Perhaps the saddest part for me is every time I try to talk to someone about how much I get upset/hurt/sad by the EH, the amount of empathy I get back is reaching into a zero point. Basically, people don't give a shit about crazy old Ast. Except when they need a cushy job or a promotion or medal, of course. Then you're suddenly my best mate. Unlike some people who've come out of the woodwork lately, spouting off about claims here and there, I *can* lay down a log of claims that are both at the same time true and beneficial to the EH.

The relationship between owners of the EH, myself and Ronin, and the command staff is one of trust and partnership. We vest into the COs of the EH a trust to do their allocated job. In many ways, being a CO in the EH is like most RL jobs. The pay sucks, you might not get along with the boss, the working conditions aren't that good, but when job satisfaction hits, it's better than any drug. It's like seeing a network fire up perfectly, like art. It's like a carpenter finishing off a chair and knowing he's done a damn good job. It's about pride.

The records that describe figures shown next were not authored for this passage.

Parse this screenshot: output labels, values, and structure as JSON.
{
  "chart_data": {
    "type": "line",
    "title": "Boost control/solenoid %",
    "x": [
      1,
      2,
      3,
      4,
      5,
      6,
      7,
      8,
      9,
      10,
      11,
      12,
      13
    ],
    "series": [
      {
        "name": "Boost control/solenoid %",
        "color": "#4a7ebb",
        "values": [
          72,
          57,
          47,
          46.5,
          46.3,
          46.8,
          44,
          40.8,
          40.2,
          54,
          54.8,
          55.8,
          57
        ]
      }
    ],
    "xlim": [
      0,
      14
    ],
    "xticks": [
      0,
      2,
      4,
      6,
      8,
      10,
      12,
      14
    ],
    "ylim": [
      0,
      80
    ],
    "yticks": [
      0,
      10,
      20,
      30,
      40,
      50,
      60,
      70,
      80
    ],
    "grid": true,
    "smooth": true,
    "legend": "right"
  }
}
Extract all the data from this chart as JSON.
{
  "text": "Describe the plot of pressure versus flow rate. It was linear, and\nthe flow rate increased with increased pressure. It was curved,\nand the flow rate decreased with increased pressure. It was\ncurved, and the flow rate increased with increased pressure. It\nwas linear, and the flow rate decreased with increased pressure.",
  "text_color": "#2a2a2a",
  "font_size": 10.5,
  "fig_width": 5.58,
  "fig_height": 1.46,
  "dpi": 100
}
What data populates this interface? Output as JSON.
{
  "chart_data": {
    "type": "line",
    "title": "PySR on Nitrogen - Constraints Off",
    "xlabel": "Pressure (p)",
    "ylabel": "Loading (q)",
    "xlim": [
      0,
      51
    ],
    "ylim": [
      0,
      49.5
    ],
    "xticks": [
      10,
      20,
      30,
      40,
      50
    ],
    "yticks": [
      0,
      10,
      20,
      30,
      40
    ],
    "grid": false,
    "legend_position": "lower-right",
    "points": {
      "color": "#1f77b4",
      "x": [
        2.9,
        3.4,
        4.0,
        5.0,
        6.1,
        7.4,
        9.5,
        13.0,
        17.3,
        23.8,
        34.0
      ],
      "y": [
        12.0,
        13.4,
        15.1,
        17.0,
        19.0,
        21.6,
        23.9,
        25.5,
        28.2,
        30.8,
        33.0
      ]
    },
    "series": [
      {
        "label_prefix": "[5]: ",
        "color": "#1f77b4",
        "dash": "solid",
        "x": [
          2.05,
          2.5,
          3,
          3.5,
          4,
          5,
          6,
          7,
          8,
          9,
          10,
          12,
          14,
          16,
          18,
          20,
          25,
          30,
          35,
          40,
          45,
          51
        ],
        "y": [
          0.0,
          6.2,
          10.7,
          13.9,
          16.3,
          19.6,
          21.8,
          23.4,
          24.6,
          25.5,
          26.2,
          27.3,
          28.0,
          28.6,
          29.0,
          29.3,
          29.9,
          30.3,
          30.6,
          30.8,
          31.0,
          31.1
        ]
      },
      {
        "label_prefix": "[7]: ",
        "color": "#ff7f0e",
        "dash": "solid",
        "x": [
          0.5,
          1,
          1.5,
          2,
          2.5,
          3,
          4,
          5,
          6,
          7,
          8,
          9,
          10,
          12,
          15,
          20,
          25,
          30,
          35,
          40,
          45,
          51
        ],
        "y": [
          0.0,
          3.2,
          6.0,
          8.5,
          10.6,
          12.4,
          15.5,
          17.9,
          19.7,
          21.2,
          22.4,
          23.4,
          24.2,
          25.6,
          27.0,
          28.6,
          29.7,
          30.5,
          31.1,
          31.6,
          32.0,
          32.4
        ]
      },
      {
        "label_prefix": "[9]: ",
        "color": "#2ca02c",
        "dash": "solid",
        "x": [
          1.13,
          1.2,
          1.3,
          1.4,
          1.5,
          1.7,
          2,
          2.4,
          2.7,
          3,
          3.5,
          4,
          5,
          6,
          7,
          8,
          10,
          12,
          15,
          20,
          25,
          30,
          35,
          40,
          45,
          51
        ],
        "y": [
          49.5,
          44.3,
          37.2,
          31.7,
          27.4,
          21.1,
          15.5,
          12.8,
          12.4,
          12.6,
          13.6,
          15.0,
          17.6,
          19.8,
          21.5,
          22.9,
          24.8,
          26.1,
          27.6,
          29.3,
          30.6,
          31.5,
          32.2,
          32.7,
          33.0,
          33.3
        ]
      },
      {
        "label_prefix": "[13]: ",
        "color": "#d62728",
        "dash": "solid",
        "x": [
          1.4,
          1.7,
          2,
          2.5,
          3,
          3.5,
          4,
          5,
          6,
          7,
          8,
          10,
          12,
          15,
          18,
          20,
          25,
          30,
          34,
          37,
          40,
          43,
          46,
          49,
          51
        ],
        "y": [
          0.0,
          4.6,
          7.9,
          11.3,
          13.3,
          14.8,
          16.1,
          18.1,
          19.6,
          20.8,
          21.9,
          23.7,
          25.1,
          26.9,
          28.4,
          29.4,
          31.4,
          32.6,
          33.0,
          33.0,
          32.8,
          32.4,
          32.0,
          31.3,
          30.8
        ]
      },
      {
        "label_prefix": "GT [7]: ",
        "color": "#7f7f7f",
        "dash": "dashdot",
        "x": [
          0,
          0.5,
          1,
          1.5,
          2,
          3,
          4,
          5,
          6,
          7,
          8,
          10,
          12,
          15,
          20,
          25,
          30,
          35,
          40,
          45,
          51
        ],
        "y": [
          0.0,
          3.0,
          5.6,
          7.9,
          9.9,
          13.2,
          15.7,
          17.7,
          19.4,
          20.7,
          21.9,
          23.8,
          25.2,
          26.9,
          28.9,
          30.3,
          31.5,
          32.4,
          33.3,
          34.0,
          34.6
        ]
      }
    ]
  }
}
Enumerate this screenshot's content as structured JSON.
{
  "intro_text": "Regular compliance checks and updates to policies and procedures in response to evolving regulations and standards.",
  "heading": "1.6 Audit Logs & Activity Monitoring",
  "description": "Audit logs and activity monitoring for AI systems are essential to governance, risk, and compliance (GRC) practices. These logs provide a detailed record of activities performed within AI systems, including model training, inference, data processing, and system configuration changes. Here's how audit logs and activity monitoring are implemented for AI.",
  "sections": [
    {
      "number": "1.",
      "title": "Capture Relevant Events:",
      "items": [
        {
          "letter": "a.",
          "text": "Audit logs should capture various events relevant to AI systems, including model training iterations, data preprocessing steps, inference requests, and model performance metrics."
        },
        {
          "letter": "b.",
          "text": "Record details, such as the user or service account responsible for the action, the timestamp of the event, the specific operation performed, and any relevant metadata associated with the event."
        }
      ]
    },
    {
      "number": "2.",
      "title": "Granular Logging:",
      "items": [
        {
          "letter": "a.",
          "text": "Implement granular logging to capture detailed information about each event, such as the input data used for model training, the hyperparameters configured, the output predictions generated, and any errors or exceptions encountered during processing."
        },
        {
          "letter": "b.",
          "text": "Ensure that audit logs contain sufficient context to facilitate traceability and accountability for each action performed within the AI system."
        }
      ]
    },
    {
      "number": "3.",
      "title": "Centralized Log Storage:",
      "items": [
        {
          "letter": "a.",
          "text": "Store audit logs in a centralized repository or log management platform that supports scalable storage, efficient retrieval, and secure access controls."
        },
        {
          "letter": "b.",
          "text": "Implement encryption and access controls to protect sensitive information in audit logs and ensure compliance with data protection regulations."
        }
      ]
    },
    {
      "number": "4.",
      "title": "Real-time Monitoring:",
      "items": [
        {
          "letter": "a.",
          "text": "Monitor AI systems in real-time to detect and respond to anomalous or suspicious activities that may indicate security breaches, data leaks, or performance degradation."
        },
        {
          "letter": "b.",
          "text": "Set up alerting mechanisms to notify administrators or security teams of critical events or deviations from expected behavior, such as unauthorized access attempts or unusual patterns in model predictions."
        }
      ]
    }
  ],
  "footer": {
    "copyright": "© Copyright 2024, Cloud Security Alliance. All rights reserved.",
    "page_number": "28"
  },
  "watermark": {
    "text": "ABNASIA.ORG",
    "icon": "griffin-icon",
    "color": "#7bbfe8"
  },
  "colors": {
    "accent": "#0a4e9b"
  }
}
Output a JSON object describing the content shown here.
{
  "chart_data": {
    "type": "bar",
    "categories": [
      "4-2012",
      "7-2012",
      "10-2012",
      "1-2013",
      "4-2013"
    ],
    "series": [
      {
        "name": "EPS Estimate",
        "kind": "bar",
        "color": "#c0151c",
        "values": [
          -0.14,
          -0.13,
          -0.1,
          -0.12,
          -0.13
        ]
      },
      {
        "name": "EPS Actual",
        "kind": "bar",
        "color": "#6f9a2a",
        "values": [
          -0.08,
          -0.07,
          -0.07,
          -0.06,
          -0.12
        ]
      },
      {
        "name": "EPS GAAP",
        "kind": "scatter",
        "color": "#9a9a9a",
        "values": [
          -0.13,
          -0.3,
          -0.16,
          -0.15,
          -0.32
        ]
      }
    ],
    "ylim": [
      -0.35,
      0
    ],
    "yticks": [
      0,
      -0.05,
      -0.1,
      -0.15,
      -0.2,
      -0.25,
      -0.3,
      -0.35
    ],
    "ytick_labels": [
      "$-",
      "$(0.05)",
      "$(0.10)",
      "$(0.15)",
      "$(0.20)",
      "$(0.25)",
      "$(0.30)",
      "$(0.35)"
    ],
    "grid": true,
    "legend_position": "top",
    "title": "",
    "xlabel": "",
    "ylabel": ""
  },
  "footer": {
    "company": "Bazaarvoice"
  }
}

So while I've been accused of being abrasive, abrupt and rude, you might want to consider if you've done enough to breech that. I can only be nice for so long while I get a cold shoulder before it pisses me off. And a number of people have heard I'm a jerk, prick, etc and have made the effort to talk to me and found me not that bad. Usually, I end up being friends with those persons. So, in that context, the partnership between the owners and the COs only works if we both make the effort and meet each other in the middle. I've tried being nice, threatened, yelled, I've tried everything to try to motivate you guys. This email is the last resort because I'm just flat out of ideas. Contrary to what EH folklore might say, I don't really enjoy firing most people. It's time consuming and "evil". You're amassing resources (in this case, evidence) to do harm to another human being. Maybe managers with their soul-consuming MBAs get off on it, but I don't in most cases.

The summary message in all this is I can only work as well as you guys work back to me. Some of you do a fantastic job. Some don't. The ones in the first group just need to keepdoing that, the ones in the second...well, they know what they need to do.